Abstract

This study examined attentional biases for emotional faces in borderline personality disorder (BPD). Twenty-one outpatient youth (aged 15–24 years) meeting three or more DSM-IV BPD criteria and 20 community-derived participants (aged 15–24 years) with no history of psychiatric problems and not meeting any BPD criteria completed a modified dot-probe task that tested automatic (30ms) and controlled (500ms) stages of information processing. The findings indicate that, compared with healthy controls, youth with borderline features were faster to respond to congruent rather than incongruent fear stimuli. This effect was independent of state anxiety and was observed during the 30ms presentation of fearful faces. There was no significant effect for happy or angry faces.
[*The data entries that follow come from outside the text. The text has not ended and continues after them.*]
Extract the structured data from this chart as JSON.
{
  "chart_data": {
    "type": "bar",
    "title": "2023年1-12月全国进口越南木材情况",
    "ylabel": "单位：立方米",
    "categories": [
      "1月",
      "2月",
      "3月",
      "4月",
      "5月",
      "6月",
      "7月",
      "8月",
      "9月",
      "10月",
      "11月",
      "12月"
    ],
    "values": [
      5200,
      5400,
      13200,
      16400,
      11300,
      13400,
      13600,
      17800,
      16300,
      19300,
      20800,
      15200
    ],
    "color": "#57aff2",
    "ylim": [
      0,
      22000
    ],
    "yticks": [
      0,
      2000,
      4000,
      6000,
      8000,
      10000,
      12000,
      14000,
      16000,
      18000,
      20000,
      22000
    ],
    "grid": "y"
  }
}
Youth with borderline features were also slower to respond to incongruent rather than paired neutral trials, indicating difficulties in disengaging attention from the perceived threat. Such differences were not found for the healthy controls. Thus, youth with borderline features had an attentional bias for fearful faces that reflected difficulty in disengaging attention from threatening information during pre-conscious stages of attention. This finding extends previous research highlighting the diminished capacity for affect regulation and subsequent engagement in behavioural strategies to avoid distress in BPD. Future research should explore the relationship between information processing, emotion regulation in adult BPD samples.